Part B. Scar maturation was assessed by blinded Vancouver Scar Scale evaluations on Months 3, 6, 9, and 12. Overall, the Vancouver Scar Scale scores were similar between the FS 4IU VH S/D test sites and stapled test sites on Months 3, 6, and 9 for both the ITT and PP populations. However, on Month 12, hyperpigmentation was observed in more stapled sites than FS 4IU VH S/D-treated sites. Analysis of the Vancouver Scar Scale scores showed a difference in pigmentation score between FS 4IU VH S/D and stapled test sites on Month 12 (p=0.0192 for ITT analysis and p=0.0129 for PP analysis). However, no adjustments were made for multiple testing, and therefore, statistical significance cannot be declared. Outcomes of scar maturation assessments excluding regrafted subjects and subjects with unblinded evaluations were similar.

COMMENT TO CBER:

The sponsor used SAS and asymptotic formulae to calculate confidence intervals. I checked the confidence interval for the ITT population using the more conservative exact formulae (Cytel Studio 8). My estimate of the lower limit is -0.031. Therefore, FS 4IU VH S/D is non-inferior to staples at the 97.5% one-sided level for complete wound closure by Day 28 in the ITT and PP populations: the lower limit of the confidence interval of the difference between FS 4IU VH S/D and staples success rates for the ITT subjects was greater than the predefined limit of -0.1.

SAFETY RESULTS:

Part A. Of the SAEs occurring at test sites, 3 incidences of infection and 1 incidence of staphylococcal infection occurred at both the FS 4IU VH S/D test site and the stapled test site. There were also 4 incidences of skin graft failure occurring at the FS 4IU VH S/D test site and 3 incidences at the stapled site. In all cases, skin graft failure was due to infection or mechanical forces (scratching or shearing).. Part B. Of the 3 SAEs that occurred at test sites, there was 1 incidence of skin graft failure at both the FS 4IU VH S/D-treated site and stapled site, 1 wrist fracture at the stapled site, and 1 joint contracture at the stapled site. In both Part A and Part B of the study, none of the SAEs occurring in either the FS 4IU VH S/D test site or the stapled test site were considered related to FS 4IU VHS/D by the investigator. Likewise, none of the non-test site SAEs were considered related to FS 4IU VH S/D.

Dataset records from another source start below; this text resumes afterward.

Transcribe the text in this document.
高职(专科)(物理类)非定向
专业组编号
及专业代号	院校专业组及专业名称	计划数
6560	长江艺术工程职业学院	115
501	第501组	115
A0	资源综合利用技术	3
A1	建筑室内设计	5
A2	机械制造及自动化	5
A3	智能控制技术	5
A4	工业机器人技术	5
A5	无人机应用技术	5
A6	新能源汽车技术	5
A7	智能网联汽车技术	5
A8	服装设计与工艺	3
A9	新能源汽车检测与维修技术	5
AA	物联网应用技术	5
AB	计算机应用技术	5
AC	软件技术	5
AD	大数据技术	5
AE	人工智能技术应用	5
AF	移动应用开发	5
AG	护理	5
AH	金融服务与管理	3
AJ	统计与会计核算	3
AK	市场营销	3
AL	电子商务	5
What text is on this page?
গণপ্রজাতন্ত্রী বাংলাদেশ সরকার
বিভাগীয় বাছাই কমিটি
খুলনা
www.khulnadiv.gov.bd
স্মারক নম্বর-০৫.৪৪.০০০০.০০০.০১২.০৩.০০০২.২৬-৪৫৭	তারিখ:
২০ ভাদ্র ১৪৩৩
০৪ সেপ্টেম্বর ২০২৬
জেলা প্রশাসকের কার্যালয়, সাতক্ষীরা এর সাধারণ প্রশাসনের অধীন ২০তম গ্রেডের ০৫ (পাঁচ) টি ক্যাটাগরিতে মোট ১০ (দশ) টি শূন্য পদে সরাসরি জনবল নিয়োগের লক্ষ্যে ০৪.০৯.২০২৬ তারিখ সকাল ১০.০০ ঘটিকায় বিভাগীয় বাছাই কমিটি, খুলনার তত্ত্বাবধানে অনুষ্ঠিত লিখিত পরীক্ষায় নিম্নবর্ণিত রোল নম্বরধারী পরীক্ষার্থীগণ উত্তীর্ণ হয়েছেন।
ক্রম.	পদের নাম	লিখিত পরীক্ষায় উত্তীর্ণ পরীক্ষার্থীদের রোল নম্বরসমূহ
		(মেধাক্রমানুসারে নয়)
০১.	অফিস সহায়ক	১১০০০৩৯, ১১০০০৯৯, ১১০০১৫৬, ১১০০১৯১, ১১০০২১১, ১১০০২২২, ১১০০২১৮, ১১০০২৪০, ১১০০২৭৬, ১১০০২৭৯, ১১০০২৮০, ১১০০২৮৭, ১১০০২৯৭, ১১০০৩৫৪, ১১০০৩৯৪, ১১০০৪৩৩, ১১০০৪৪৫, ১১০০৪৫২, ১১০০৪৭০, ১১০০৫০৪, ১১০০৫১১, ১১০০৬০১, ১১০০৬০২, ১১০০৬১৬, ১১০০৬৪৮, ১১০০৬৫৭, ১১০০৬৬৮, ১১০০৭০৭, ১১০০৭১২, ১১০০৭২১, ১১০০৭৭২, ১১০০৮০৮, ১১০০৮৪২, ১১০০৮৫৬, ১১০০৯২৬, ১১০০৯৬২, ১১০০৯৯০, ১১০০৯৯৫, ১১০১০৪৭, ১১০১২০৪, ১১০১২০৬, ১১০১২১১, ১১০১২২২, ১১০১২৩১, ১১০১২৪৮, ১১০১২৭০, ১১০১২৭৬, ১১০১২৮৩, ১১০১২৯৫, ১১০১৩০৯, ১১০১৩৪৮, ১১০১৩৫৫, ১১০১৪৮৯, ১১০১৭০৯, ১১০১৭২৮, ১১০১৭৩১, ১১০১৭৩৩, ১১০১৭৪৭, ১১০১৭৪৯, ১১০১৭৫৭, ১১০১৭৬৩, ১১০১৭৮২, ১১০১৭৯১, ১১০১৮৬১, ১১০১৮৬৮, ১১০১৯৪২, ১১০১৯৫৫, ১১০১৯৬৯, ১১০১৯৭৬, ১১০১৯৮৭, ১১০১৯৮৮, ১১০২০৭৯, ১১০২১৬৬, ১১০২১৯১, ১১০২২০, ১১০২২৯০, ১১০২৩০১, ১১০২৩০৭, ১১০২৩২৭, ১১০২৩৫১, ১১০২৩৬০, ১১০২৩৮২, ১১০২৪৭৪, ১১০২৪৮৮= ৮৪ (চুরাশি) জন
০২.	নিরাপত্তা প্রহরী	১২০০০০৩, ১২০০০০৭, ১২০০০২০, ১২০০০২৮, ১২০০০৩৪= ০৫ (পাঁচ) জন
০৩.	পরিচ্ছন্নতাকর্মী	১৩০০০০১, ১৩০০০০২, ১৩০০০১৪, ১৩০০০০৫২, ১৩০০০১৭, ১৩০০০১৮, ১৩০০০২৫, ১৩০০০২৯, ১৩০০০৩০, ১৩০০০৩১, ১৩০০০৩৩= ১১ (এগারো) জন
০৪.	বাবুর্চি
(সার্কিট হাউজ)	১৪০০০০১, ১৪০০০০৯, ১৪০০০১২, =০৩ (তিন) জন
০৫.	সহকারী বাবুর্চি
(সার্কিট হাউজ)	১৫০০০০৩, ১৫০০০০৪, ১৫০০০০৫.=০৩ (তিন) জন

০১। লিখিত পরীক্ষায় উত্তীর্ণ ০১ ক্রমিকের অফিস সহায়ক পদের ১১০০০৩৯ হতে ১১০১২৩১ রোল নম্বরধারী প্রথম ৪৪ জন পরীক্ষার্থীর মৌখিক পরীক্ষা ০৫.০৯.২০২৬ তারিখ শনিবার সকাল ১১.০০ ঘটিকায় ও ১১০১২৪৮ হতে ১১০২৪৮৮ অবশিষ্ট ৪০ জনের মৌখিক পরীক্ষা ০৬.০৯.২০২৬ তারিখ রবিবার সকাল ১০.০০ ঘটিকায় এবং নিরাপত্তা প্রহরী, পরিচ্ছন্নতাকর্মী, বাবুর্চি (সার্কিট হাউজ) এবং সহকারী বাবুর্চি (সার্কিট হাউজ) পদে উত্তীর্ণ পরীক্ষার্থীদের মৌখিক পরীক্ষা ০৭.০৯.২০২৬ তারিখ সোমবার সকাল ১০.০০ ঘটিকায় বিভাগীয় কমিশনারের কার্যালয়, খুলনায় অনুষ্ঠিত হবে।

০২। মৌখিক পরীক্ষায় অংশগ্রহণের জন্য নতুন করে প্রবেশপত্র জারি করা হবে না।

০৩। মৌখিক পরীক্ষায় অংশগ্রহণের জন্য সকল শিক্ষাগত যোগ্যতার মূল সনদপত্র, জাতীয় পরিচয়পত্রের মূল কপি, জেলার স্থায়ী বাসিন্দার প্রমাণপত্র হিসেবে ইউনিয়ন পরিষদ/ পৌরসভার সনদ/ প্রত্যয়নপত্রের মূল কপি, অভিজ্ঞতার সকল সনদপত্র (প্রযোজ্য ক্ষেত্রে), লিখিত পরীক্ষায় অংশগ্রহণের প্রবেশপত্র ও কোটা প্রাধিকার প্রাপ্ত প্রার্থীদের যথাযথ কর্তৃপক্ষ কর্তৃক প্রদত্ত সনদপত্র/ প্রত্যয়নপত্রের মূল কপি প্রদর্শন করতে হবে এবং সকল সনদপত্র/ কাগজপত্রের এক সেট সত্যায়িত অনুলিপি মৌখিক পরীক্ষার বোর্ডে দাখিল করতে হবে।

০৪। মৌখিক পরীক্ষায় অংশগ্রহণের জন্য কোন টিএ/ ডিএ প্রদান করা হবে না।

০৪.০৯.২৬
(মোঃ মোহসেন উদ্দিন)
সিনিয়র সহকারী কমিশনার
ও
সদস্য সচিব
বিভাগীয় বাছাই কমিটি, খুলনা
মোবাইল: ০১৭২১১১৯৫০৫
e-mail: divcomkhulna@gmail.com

REVIEWER'S COMMENTS TO CBER:

Overall, the data collected and analyzed during Baxter clinical study demonstrate that FS 4IU VH S/D is safe and efficacious for the attachment of sheet skin grafts in subjects with deep partial thickness or full thickness burn wounds. No superiority of the FS 4IU VH S/D treatment over control has been proved using the one-sided confidence level of 97.5%.

On Dr. Lindsey request, I analyzed the sensitivity of the result to a possible imputation of 11 subjects which were randomized but were excluded from the ITT population. If all 11 subjects were successes (the best case scenario) with the FS 4IU VH S/D treatment and failures with the staples treatment, the superiority could be claimed (the lower confidence limit is 0.042 (asymptotic) and 0.034 (exact)). If all 11 subjects were failures with the FS 4IU VH S/D treatment and success with the control (the worst case scenario), the non-inferiority could be rejected based on -0.1 margin: the lower confidence limit is - 0.12 (asymptotic and exact).